Problems with basic Apollonian Circle Packing

Good afternoon, I might be a bit a square because I can’t seem to get the basics of Apollonian circle packing.

I’ve used both the definition of curvature and Complex Descartes Theorem to draw the newest circle, and it works great in the first iteration, but when I repeat this for the second iteration it somehow fails the calculation by placing the newest circle in the wrong area and the wrong size. (refer to images ⍗)

Iteration #1
Iteration #2

My question is where have I gone wrong? is there something I’m not understanding about these equations, or coded something incorrectly?
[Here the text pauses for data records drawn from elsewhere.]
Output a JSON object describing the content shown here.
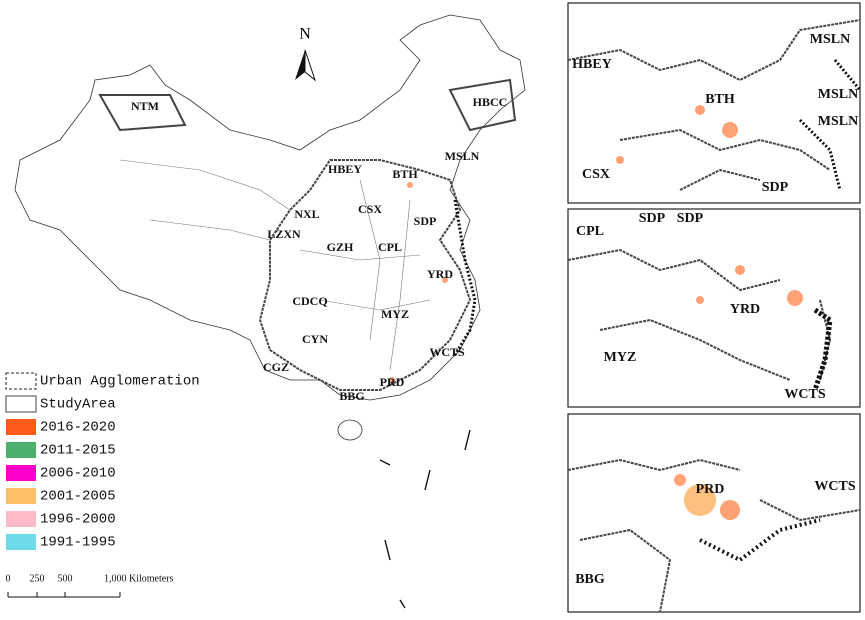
{
  "north_arrow": "N",
  "map_labels": [
    "NTM",
    "HBCC",
    "HBEY",
    "BTH",
    "MSLN",
    "NXL",
    "CSX",
    "SDP",
    "LZXN",
    "GZH",
    "CPL",
    "YRD",
    "CDCQ",
    "MYZ",
    "CYN",
    "WCTS",
    "CGZ",
    "PRD",
    "BBG"
  ],
  "insets": [
    {
      "labels": [
        "HBEY",
        "MSLN",
        "BTH",
        "MSLN",
        "MSLN",
        "CSX",
        "SDP"
      ]
    },
    {
      "labels": [
        "SDP",
        "SDP",
        "CPL",
        "YRD",
        "MYZ",
        "WCTS"
      ]
    },
    {
      "labels": [
        "PRD",
        "WCTS",
        "BBG"
      ]
    }
  ],
  "legend": [
    {
      "label": "Urban Agglomeration",
      "style": "dashed"
    },
    {
      "label": "StudyArea",
      "style": "outline"
    },
    {
      "label": "2016-2020",
      "color": "#ff5a1a"
    },
    {
      "label": "2011-2015",
      "color": "#4caf6c"
    },
    {
      "label": "2006-2010",
      "color": "#ff00cc"
    },
    {
      "label": "2001-2005",
      "color": "#ffbf66"
    },
    {
      "label": "1996-2000",
      "color": "#ffbcc6"
    },
    {
      "label": "1991-1995",
      "color": "#6ddce8"
    }
  ],
  "scale_bar": [
    "0",
    "250",
    "500",
    "1,000 Kilometers"
  ]
}
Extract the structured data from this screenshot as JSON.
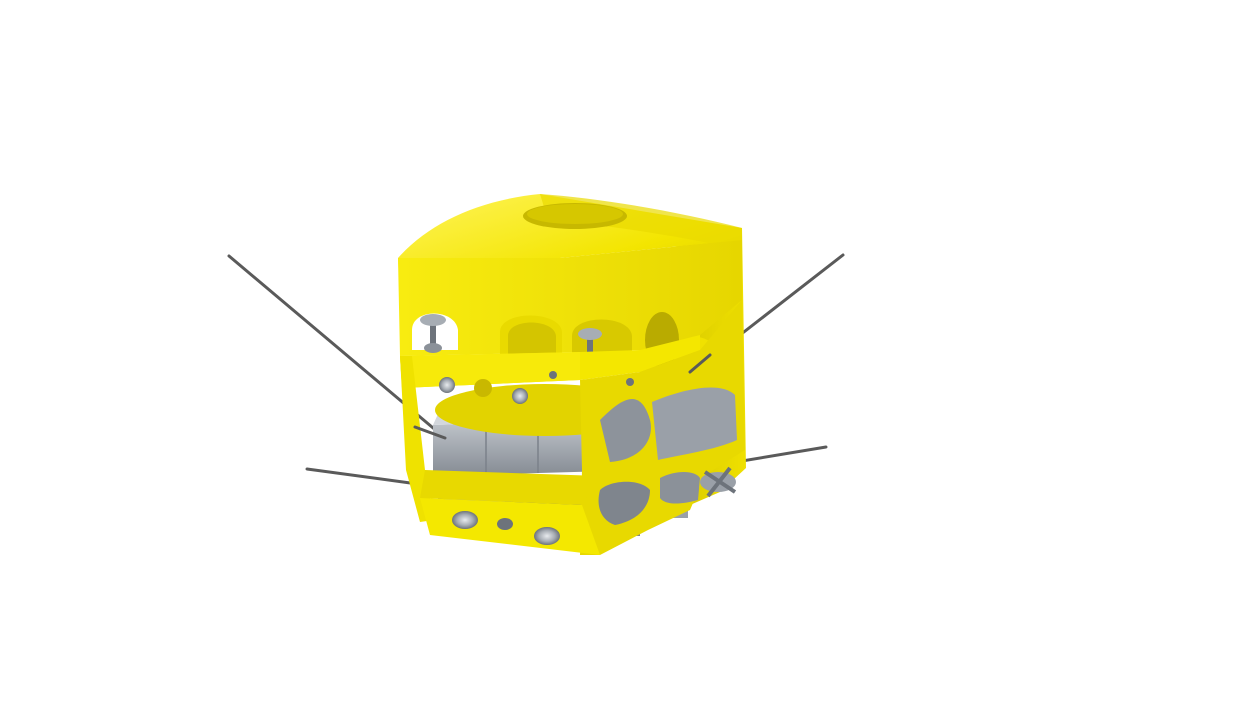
{
  "scene": {
    "subject": "yellow-rov-render",
    "colors": {
      "background": "#ffffff",
      "hull_yellow": "#f2e600",
      "hull_yellow_light": "#fff23a",
      "hull_yellow_shadow": "#c9b800",
      "hull_yellow_dark": "#a89a00",
      "component_grey": "#9aa0a8",
      "component_grey_light": "#c3c8ce",
      "component_grey_dark": "#6d737b",
      "rod_grey": "#5a5a5a"
    }
  }
}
I’ve included the program I put together using python if that’s any help, but this is also included in the attached files.

import cmath



#Definition of Curvature (Radius)
k4=(k1+k2+k3)  -  ((cmath.sqrt((k1*k2)+(k2*k3)+(k1*k3)))*2)

#Complex Descartes Theorem
z4=(((z1*k1)+(z2*k2)+(z3*k3))  -  (2*cmath.sqrt((k1*k2*z1*z2)+(k2*k3*z2*z3)+(k1*k3*z1*z3))))  /  k4

circle packing.3dm (58.7 KB)
Apollonian (13.6 KB)

Hello Reillyclover,

Picking this up late, were you able to solve this? Did you try flipping the signs? There are two solutions (with two curvatures, positive and negative), and two centerpoints (which may not correspond to the same curvature sign). Is this helpful?